In a Markov Decision Process (MDP) model, we define a set of states ($S$), a set of actions ($A$), the rewards ($R$), and the transition probabilities $P(s' \mid s, a)$. The goal is to figure out the best action to take in each of the states, i.e. the policy $\pi$.
Policy
To calculate the policy we make use of the Bellman equation:
$$V_{i+1}(s)=R(s)+\gamma \max _{a \in A}\left(\sum_{s^{\prime} \in S} P\left(s^{\prime} \mid s, a\right) V_{i}\left(s^{\prime}\right)\right)$$
When starting to calculate the values we can simply start with:
$$V_{1}(s)=R(s)$$
To improve this value, we should take into account the next action, which can be taken by the system and will result in a new reward:
$$V_{2}(s)=R(s)+\gamma \max _{a \in A}\left(\sum_{s^{\prime} \in S} P\left(s^{\prime} \mid s, a\right) V_{1}\left(s^{\prime}\right)\right)$$
Here you take into account the reward of the current state $s$: $R(s)$, and the weighted sum of possible future rewards. We use $P(s' \mid s, a)$ to give the probability of reaching state $s'$ from $s$ with action $a$. $\gamma$ is a value between $0$ and $1$ and is called the discount factor because it reduces the importance of future rewards since these are uncertain. An often-used value is $\gamma = 0.95$.
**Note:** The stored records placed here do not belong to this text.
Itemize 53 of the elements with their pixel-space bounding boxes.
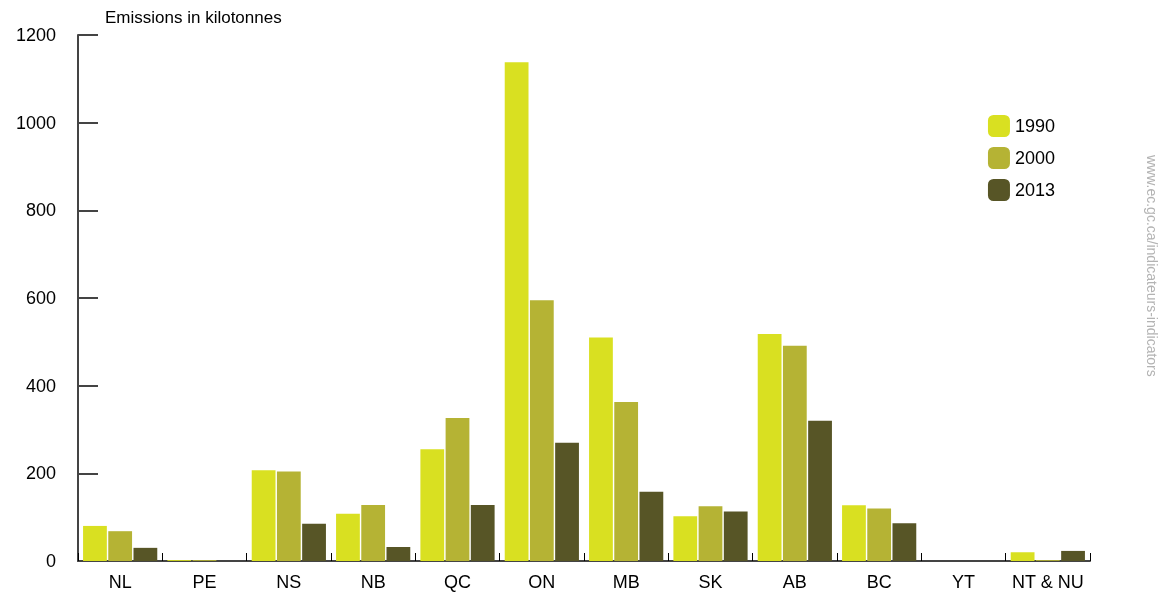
bar (361, 504, 386, 561)
bar (555, 442, 579, 561)
bar (529, 300, 554, 561)
y-axis-title: Emissions in kilotonnes (105, 8, 282, 27)
bar (251, 470, 276, 561)
y-tick-label: 0 (45, 551, 56, 571)
bar (302, 523, 326, 561)
x-tick-label: NT & NU (1011, 572, 1084, 592)
x-tick-label: AB (782, 572, 807, 592)
x-tick-label: SK (698, 572, 723, 592)
bar (673, 516, 698, 561)
bar (892, 523, 917, 561)
bar (108, 531, 133, 561)
x-tick-label: NS (276, 572, 302, 592)
bar (1061, 550, 1085, 561)
bar (698, 506, 723, 561)
bar (589, 337, 613, 561)
bar (336, 513, 360, 561)
x-tick-label: PE (192, 572, 217, 592)
bar (470, 504, 495, 561)
x-tick-label: ON (528, 572, 556, 592)
bar (639, 491, 664, 561)
bar (420, 449, 445, 561)
y-tick-label: 1200 (15, 25, 56, 45)
y-tick-label: 800 (25, 200, 56, 221)
x-tick-label: YT (951, 572, 976, 592)
bar (723, 511, 748, 561)
legend-label: 2000 (1014, 148, 1055, 168)
bar (782, 345, 807, 561)
legend-label: 1990 (1014, 116, 1055, 136)
bar (867, 508, 892, 561)
x-tick-label: NL (108, 572, 132, 592)
y-tick-label: 400 (25, 375, 56, 396)
bar (808, 420, 832, 561)
y-tick-label: 200 (25, 463, 56, 484)
x-tick-label: QC (444, 572, 471, 592)
bar (842, 505, 866, 561)
x-tick-label: BC (866, 572, 892, 592)
bar (386, 546, 411, 561)
bar (1010, 552, 1035, 561)
text: www.ec.gc.ca/indicateurs-indicators (1144, 154, 1160, 377)
bar (83, 525, 107, 561)
bar (504, 62, 529, 561)
legend-label: 2013 (1014, 180, 1055, 200)
bar (614, 401, 639, 561)
bar (445, 418, 470, 561)
y-tick-label: 1000 (15, 112, 56, 133)
x-tick-label: NB (360, 572, 386, 592)
bar (276, 471, 301, 561)
bar (133, 547, 158, 561)
y-tick-label: 600 (25, 288, 56, 308)
x-tick-label: MB (612, 572, 640, 592)
bar (757, 333, 782, 561)
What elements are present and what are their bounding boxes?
When using value iteration this process is continued until the value function has converged, which means that the value function does not change significantly when doing new iterations:
$$\left\|V_{i+1}(s)-V_{i}(s)\right\|<\epsilon, \; \forall_{s \in S},$$
where $\epsilon$ is a really small value.
Discounted sum of future rewards
If you look at the Bellman equation and execute it iteratively you'll see:
$$ {\scriptstyle V(s)=R(s) + \gamma \max _{a \in A}\left(\sum_{a \in A} P\left(s^{\prime} \mid s, a\right)\left[R\left(s^{\prime}\right) + \gamma \max _{a \in A}\left(\sum_{s^{\prime \prime} \in S} P\left(s^{\prime \prime} \mid s^{\prime}, a\right)\left(R\left(s^{\prime \prime}\right) + \gamma \max _{a \in A}\left(\sum_{s^{\prime \prime \prime} \in S} P\left(s^{\prime \prime \prime} \mid s^{\prime \prime}, a\right) V\left(s^{\prime \prime \prime}\right)\right)\right]\right)\right.\right. }$$
This is like (without transition functions):
$$R(s)+\gamma R\left(s^{\prime}\right)+\gamma^{2} R\left(s^{\prime \prime}\right)+\gamma^{3} R\left(s^{\prime \prime \prime}\right)+\ldots$$
To conclude
So when we start in state s we want to take the action that gives us the best total reward taking into account not only the current, or next state, but all possible next states until we reach the goal. These are the time steps you refer to, i.e. each action taken is done in a time step. And when we learn the policy we try to take into account as many time steps as possible to choose the best action.
You can find quite a large number of examples if you search on the internet, for example, in the slides of the CMU, the UC Berkeley or the UW.